CronacaIl Gran Muftì di Gerusalemme di oggi degno erede del suo predecessore amico di Hitler
di Alessandra Boga
Sembrano non smentirsi mai i “Gran Muftì di Gerusalemme”, almeno dal tempo di Haj Amin al-Husseini, collaboratore attivo dei nazisti e amico personale di Hitler. La settimana scorsa, durante le celebrazioni del 47esimo anniversario di Al-Fatah, il Movimento del presidente dell’Autorità Palestinese Mahmoud Abbas, il Gran Muftì attuale, Mohammed Hussein, ha citato un hadith (un detto attribuito a Maometto) in cui si dice che la fine del mondo non arriverà finché i musulmani non uccideranno gli ebrei: “L’ora (della Resurrezione) non verrà finché non combatterete gli ebrei. Gli ebrei si nasconderanno dietro le pietre o gli alberi. Allora le pietre o gli alberi chiameranno: <
Il muftì ha anche precisato, riferendosi all’attività di Al-Fatah e alla storia islamica: “Da 47 anni la rivoluzione è cominciata. Quale rivoluzione? La rivoluzione moderna della storia del popolo palestinese. In realtà, la Palestina nella sua integrità è una rivoluzione, poiché (il califfo) Omar è venuto (a conquistare Gerusalemme, nel 637 E.V.) questo continua oggi, e fino alla fine dei tempi”.
Naturalmente sulla stessa linea del religioso islamico, il moderatore dell’evento ha detto: “La nostra guerra con i discendenti delle api e dei maiali - ovvero gli ebrei, secondo il Corano - è una guerra di religione e di fede”.
I commenti del muftì sono stati postati su YouTube da Palestinian Media Watch, un noto gruppo israeliano di monitoraggio. Immediata la condanna del premier Bibi Netanyahu, il quale domenica, all’incontro settimanale di gabinetto, ha definito “atroci” i commenti del Gran Muftì di Gerusalemme, e ha chiesto al Procuratore Generale Yehuda Weinstein di ordinare un’indagine sul massimo esponente religioso islamico.

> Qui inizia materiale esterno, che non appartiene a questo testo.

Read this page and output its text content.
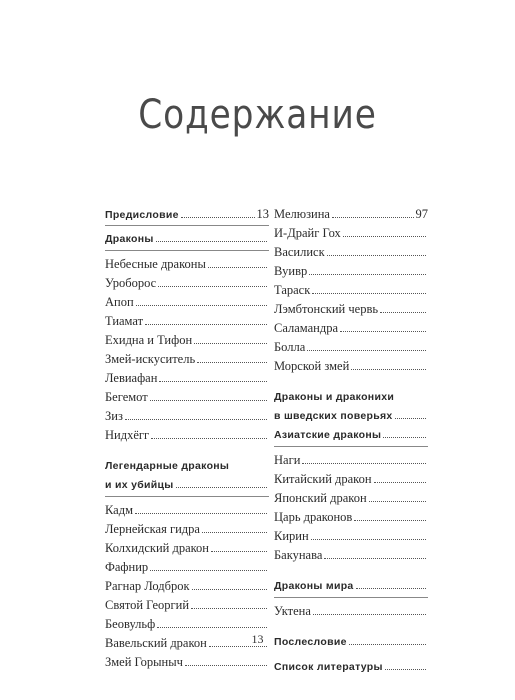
Содержание
Предисловие	13
Драконы
Небесные драконы
Уроборос
Апоп
Тиамат
Ехидна и Тифон
Змей-искуситель
Левиафан
Бегемот
Зиз
Нидхёгг
Легендарные драконы
и их убийцы
Кадм
Лернейская гидра
Колхидский дракон
Фафнир
Рагнар Лодброк
Святой Георгий
Беовульф
Вавельский дракон
Змей Горыныч
Мелюзина	97
И-Драйг Гох
Василиск
Вуивр
Тараск
Лэмбтонский червь
Саламандра
Болла
Морской змей
Драконы и драконихи
в шведских поверьях
Азиатские драконы
Наги
Китайский дракон
Японский дракон
Царь драконов
Кирин
Бакунава
Драконы мира
Уктена
Послесловие
Список литературы
13
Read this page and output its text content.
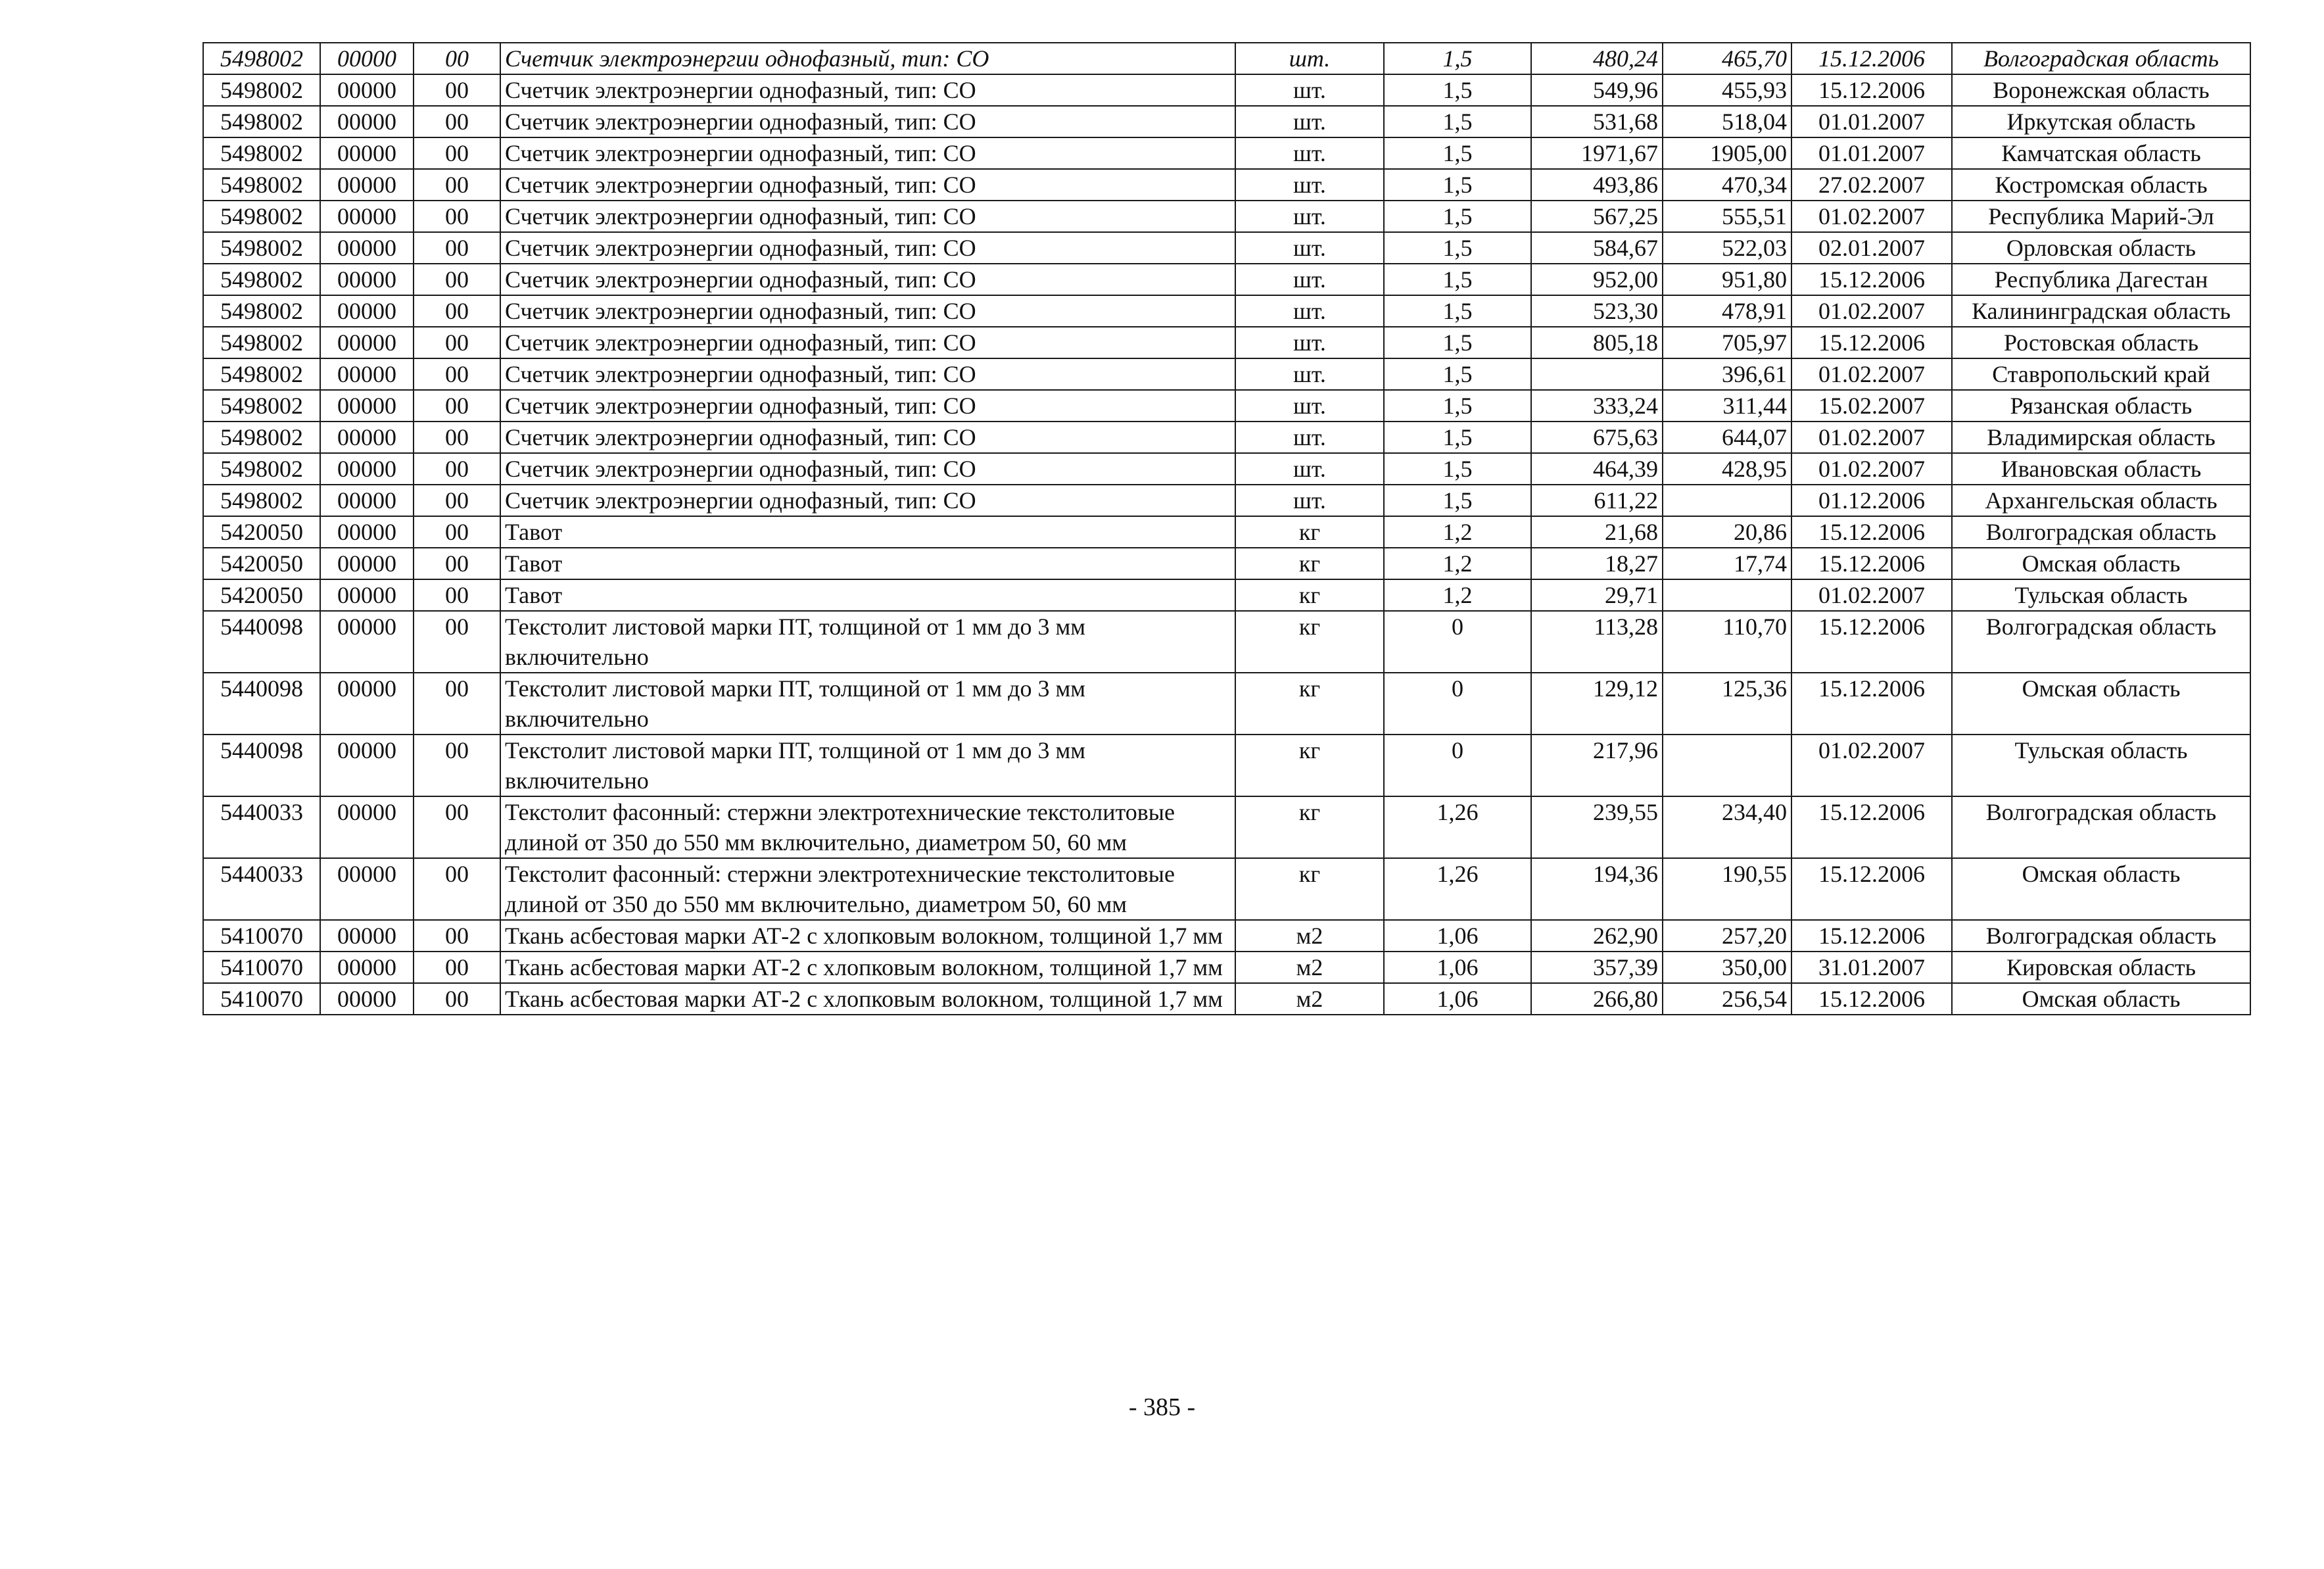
5498002	00000	00	Счетчик электроэнергии однофазный, тип: СО	шт.	1,5	480,24	465,70	15.12.2006	Волгоградская область
5498002	00000	00	Счетчик электроэнергии однофазный, тип: СО	шт.	1,5	549,96	455,93	15.12.2006	Воронежская область
5498002	00000	00	Счетчик электроэнергии однофазный, тип: СО	шт.	1,5	531,68	518,04	01.01.2007	Иркутская область
5498002	00000	00	Счетчик электроэнергии однофазный, тип: СО	шт.	1,5	1971,67	1905,00	01.01.2007	Камчатская область
5498002	00000	00	Счетчик электроэнергии однофазный, тип: СО	шт.	1,5	493,86	470,34	27.02.2007	Костромская область
5498002	00000	00	Счетчик электроэнергии однофазный, тип: СО	шт.	1,5	567,25	555,51	01.02.2007	Республика Марий-Эл
5498002	00000	00	Счетчик электроэнергии однофазный, тип: СО	шт.	1,5	584,67	522,03	02.01.2007	Орловская область
5498002	00000	00	Счетчик электроэнергии однофазный, тип: СО	шт.	1,5	952,00	951,80	15.12.2006	Республика Дагестан
5498002	00000	00	Счетчик электроэнергии однофазный, тип: СО	шт.	1,5	523,30	478,91	01.02.2007	Калининградская область
5498002	00000	00	Счетчик электроэнергии однофазный, тип: СО	шт.	1,5	805,18	705,97	15.12.2006	Ростовская область
5498002	00000	00	Счетчик электроэнергии однофазный, тип: СО	шт.	1,5		396,61	01.02.2007	Ставропольский край
5498002	00000	00	Счетчик электроэнергии однофазный, тип: СО	шт.	1,5	333,24	311,44	15.02.2007	Рязанская область
5498002	00000	00	Счетчик электроэнергии однофазный, тип: СО	шт.	1,5	675,63	644,07	01.02.2007	Владимирская область
5498002	00000	00	Счетчик электроэнергии однофазный, тип: СО	шт.	1,5	464,39	428,95	01.02.2007	Ивановская область
5498002	00000	00	Счетчик электроэнергии однофазный, тип: СО	шт.	1,5	611,22		01.12.2006	Архангельская область
5420050	00000	00	Тавот	кг	1,2	21,68	20,86	15.12.2006	Волгоградская область
5420050	00000	00	Тавот	кг	1,2	18,27	17,74	15.12.2006	Омская область
5420050	00000	00	Тавот	кг	1,2	29,71		01.02.2007	Тульская область
5440098	00000	00	Текстолит листовой марки ПТ, толщиной от 1 мм до 3 мм включительно	кг	0	113,28	110,70	15.12.2006	Волгоградская область
5440098	00000	00	Текстолит листовой марки ПТ, толщиной от 1 мм до 3 мм включительно	кг	0	129,12	125,36	15.12.2006	Омская область
5440098	00000	00	Текстолит листовой марки ПТ, толщиной от 1 мм до 3 мм включительно	кг	0	217,96		01.02.2007	Тульская область
5440033	00000	00	Текстолит фасонный: стержни электротехнические текстолитовые длиной от 350 до 550 мм включительно, диаметром 50, 60 мм	кг	1,26	239,55	234,40	15.12.2006	Волгоградская область
5440033	00000	00	Текстолит фасонный: стержни электротехнические текстолитовые длиной от 350 до 550 мм включительно, диаметром 50, 60 мм	кг	1,26	194,36	190,55	15.12.2006	Омская область
5410070	00000	00	Ткань асбестовая марки АТ-2 с хлопковым волокном, толщиной 1,7 мм	м2	1,06	262,90	257,20	15.12.2006	Волгоградская область
5410070	00000	00	Ткань асбестовая марки АТ-2 с хлопковым волокном, толщиной 1,7 мм	м2	1,06	357,39	350,00	31.01.2007	Кировская область
5410070	00000	00	Ткань асбестовая марки АТ-2 с хлопковым волокном, толщиной 1,7 мм	м2	1,06	266,80	256,54	15.12.2006	Омская область
- 385 -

“Ciò che è spaventoso è il fatto che i commenti del muftì fossero mandati in onda sulla televisione e sul sito ufficiale dell’Autorità Palestinese”, il 9 gennaio, “e che siano stati sostenuti da tutti i funzionari statali palestinesi”, ha detto Yuli Edelstein (Likud), il Ministro dell’Informazione e della Diaspora.“Se questo non è anti-semitismo, non so cosa sia”. E dire che l’ANP è considerata “moderata”, un’entità con cui Israele e la comunità internazionale dovrebbero dialogare.
Il Ministro delle Infrastrutture Nazionali Uzi Landau ( dell’Yisrael Beiteinu, costituito e presieduto da Avigdor Lieberman) ha detto che il muftì dovrebbe essere indagato e condannato, aggiungendo: “l’imam musulmano estremista che ha parlato di una soluzione finale, prende ispirazione dalla Germania nazista”.
Mohammed Hussein, parlando con i media, si è giustificato nascondendosi proprio dietro all’islam, in puro taqiyya-style: “Non chiediamo di uccidere gli ebrei. Noi non abbiamo mai detto: uccidete gli ebrei. È l’hadith che lo dice. Io non sono responsabile di quello che dice l’hadith. L’hadith è nel libro, ed è un nobile hadith, non è il mio hadith”. Come dire: “Non sono io il responsabile. Accusando me, accusate l’islam e il suo Profeta”.
A difendere il muftì è sceso in campo anche il ministro per gli affari religiosi dell’Autorità Palestinese, Mahmoud Al-Habbash, che ha affermato: “Questa non è istigazione ad uccidere gli ebrei. Noi non possiamo cambiare gli storici scritti della religione, né vogliamo cambiarli. Comunque la realtà è che noi vogliamo arrivare a una pace giusta”. Comunque.
Naturalmente opposto il punto di vista di Palestinian Media Watch, che accusa Al-Habbash di aver “travisato” le parole del muftì.
Israele.net riferisce che persino YouTube si è reso complice delle parole del religioso di Al-Fatah, dato che il 16 gennaio ha bloccato l’accesso a Palestinian Media Watch, definendolo “inappropriato” per aver postato quel video. Ci sono volute le proteste di numerosi utenti, perché venisse ripristinato due giorni dopo.